Yord (Charlie Barnett) hält Osha nach wie vor für gefährlich, während diese einen ersten Kontakt zu Meister Sols Padawan-Schülerin Jecki (Dafne Keen) knüpft. Als die Jedi von dem Vorfall auf Olega erfahren, bleibt Yord trotz des Alibis, das dieser Osha verschafft, ihr gegenüber misstrauisch. Sol (Lee Jung-jae) erhält den Auftrag, gemeinsam mit Yord und Jecki sowie Osha nach Olega zu fliegen und zu ermitteln.
Dort tritt Mae an ihren schmierigen Komplizen, den Exschmuggler Qimir (Manny Jacinto, „The Good Place“) heran, der die Apotheke nahe des Jedi-Tempels übernommen hat. Er ist in ihre Pläne, nach Torbin noch zwei weitere Jedi zu töten, eingeweiht und mischt in Maes Auftrag ein tödliches Gift zusammen, mit dem sie den Meditierenden töten will.
Auf Olega angekommen, können Osha, Sol, Yord und Jecki das Straßenkind ausfindig machen und erhalten dadurch die endgültige Bestätigung dafür, dass Mae die Attentäterin ist. Diese ist inzwischen erneut in den Jedi-Tempel eingedrungen, wo Torbin erwacht. Nachdem er Mae um Verzeihung gebeten hat, trinkt er Qimirs Gift und stirbt. Osha, die kurz darauf eintrifft, gerät erneut in den Verdacht, dafür verantwortlich zu sein, wird jedoch von Yord entlastet, der sie nicht aus den Augen gelassen hat.

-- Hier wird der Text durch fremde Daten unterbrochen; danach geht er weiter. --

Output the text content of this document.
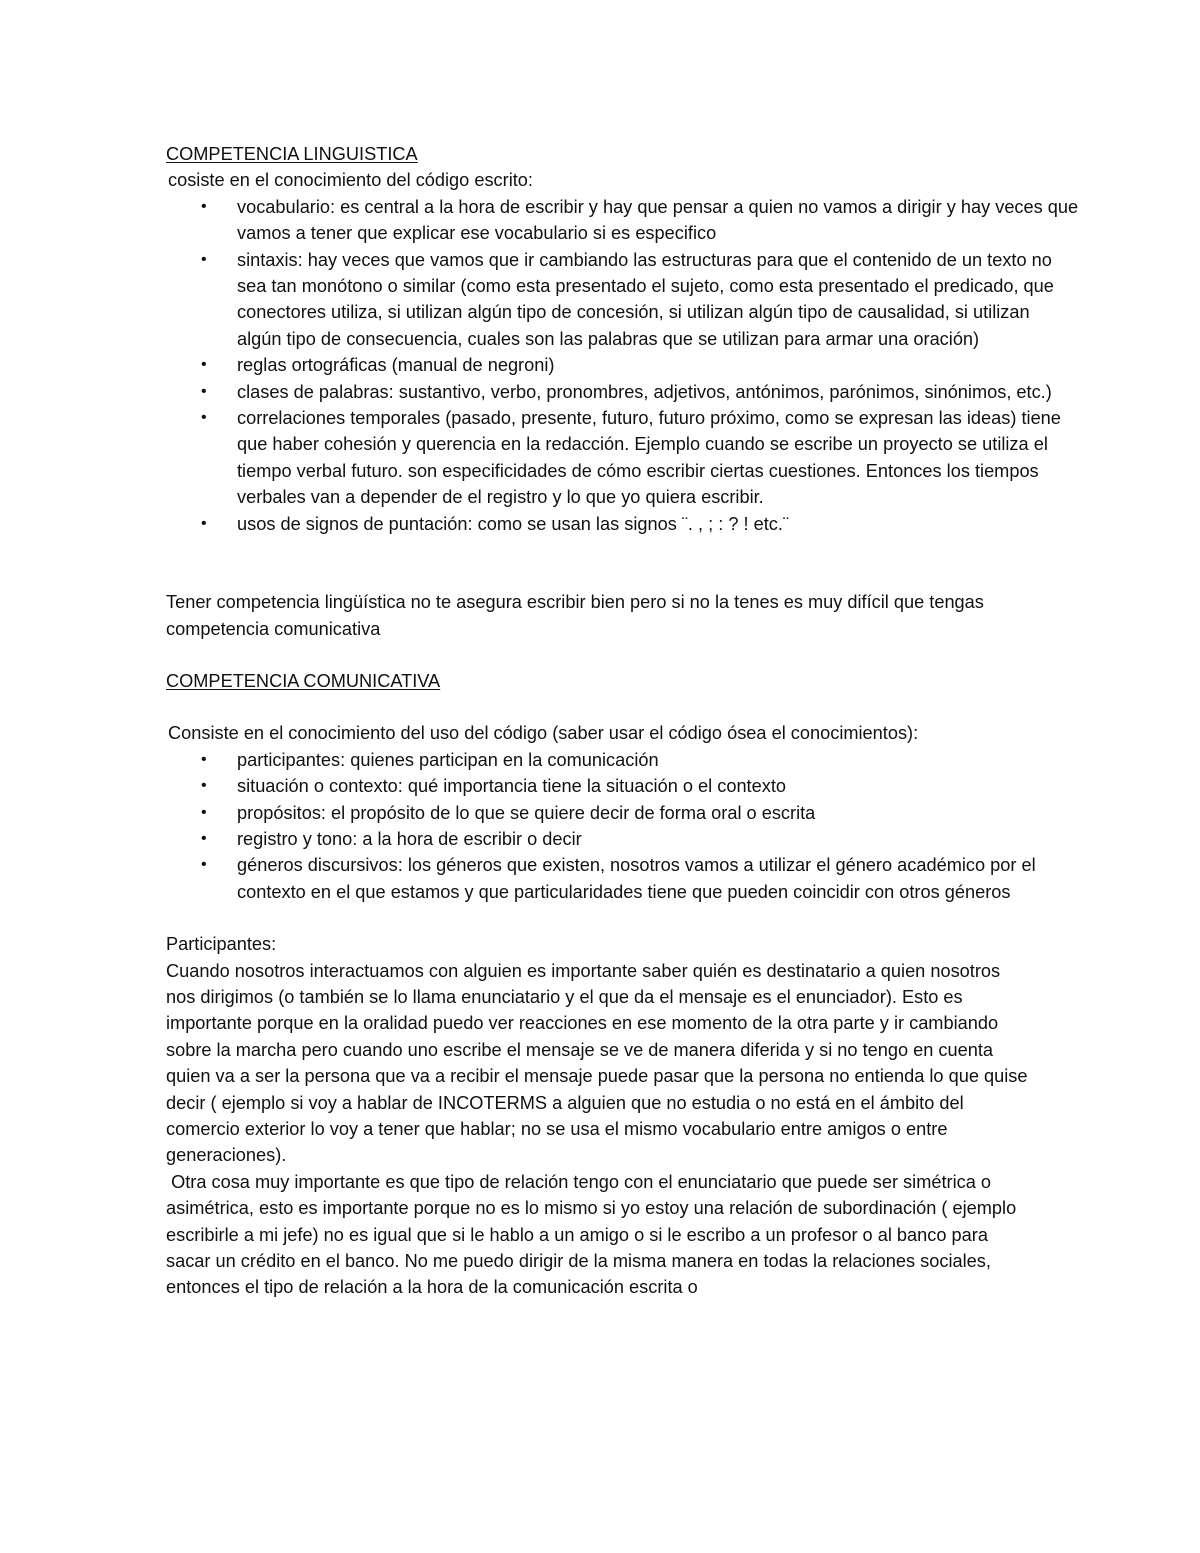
COMPETENCIA LINGUISTICA

cosiste en el conocimiento del código escrito:

• vocabulario: es central a la hora de escribir y hay que pensar a quien no vamos a dirigir y hay veces que vamos a tener que explicar ese vocabulario si es especifico
• sintaxis: hay veces que vamos que ir cambiando las estructuras para que el contenido de un texto no sea tan monótono o similar (como esta presentado el sujeto, como esta presentado el predicado, que conectores utiliza, si utilizan algún tipo de concesión, si utilizan algún tipo de causalidad, si utilizan algún tipo de consecuencia, cuales son las palabras que se utilizan para armar una oración)
• reglas ortográficas (manual de negroni)
• clases de palabras: sustantivo, verbo, pronombres, adjetivos, antónimos, parónimos, sinónimos, etc.)
• correlaciones temporales (pasado, presente, futuro, futuro próximo, como se expresan las ideas) tiene que haber cohesión y querencia en la redacción. Ejemplo cuando se escribe un proyecto se utiliza el tiempo verbal futuro. son especificidades de cómo escribir ciertas cuestiones. Entonces los tiempos verbales van a depender de el registro y lo que yo quiera escribir.
• usos de signos de puntación: como se usan las signos ¨. , ; : ? ! etc.¨

Tener competencia lingüística no te asegura escribir bien pero si no la tenes es muy difícil que tengas competencia comunicativa

COMPETENCIA COMUNICATIVA

Consiste en el conocimiento del uso del código (saber usar el código ósea el conocimientos):

• participantes: quienes participan en la comunicación
• situación o contexto: qué importancia tiene la situación o el contexto
• propósitos: el propósito de lo que se quiere decir de forma oral o escrita
• registro y tono: a la hora de escribir o decir
• géneros discursivos: los géneros que existen, nosotros vamos a utilizar el género académico por el contexto en el que estamos y que particularidades tiene que pueden coincidir con otros géneros

Participantes:

Cuando nosotros interactuamos con alguien es importante saber quién es destinatario a quien nosotros nos dirigimos (o también se lo llama enunciatario y el que da el mensaje es el enunciador). Esto es importante porque en la oralidad puedo ver reacciones en ese momento de la otra parte y ir cambiando sobre la marcha pero cuando uno escribe el mensaje se ve de manera diferida y si no tengo en cuenta quien va a ser la persona que va a recibir el mensaje puede pasar que la persona no entienda lo que quise decir ( ejemplo si voy a hablar de INCOTERMS a alguien que no estudia o no está en el ámbito del comercio exterior lo voy a tener que hablar; no se usa el mismo vocabulario entre amigos o entre generaciones).

Otra cosa muy importante es que tipo de relación tengo con el enunciatario que puede ser simétrica o asimétrica, esto es importante porque no es lo mismo si yo estoy una relación de subordinación ( ejemplo escribirle a mi jefe) no es igual que si le hablo a un amigo o si le escribo a un profesor o al banco para sacar un crédito en el banco. No me puedo dirigir de la misma manera en todas la relaciones sociales, entonces el tipo de relación a la hora de la comunicación escrita o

Zunächst tritt Osha auf Qimir zu, der sie einen Moment lang für Mae hält und wichtige Informationen offenbart. Er verrät ihnen zwar nicht, wer Maes behelmter Meister ist und was seine Ziele sind. Doch erfahren sie, dass sie den Tod zweier weiterer Jedi plant, von denen einer Meister Sol ist.
Am Abend will Mae erneut zu Qimir gehen und wird von Sol gestellt. Während des Kampfes, zu dem sich wenig später auch Yord hinzugesellt erfährt Mae, dass ihre Schwester noch am Leben ist. Allerdings kann sie die beiden Jedi überlisten und sich der Verhaftung entziehen.
Auf der Flucht kommt es zu einer kurzen Wiederbegegnung der beiden Schwestern, bei der Osha es nicht fertigbringt, auf Mae zu schießen. Diese setzt ihre Flucht fort.
Sol erhält von Meisterin Vernestra (Rebecca Henderson) die Order, nach Coruscant zurückzukehren, anstatt die Verfolgung aufzunehmen.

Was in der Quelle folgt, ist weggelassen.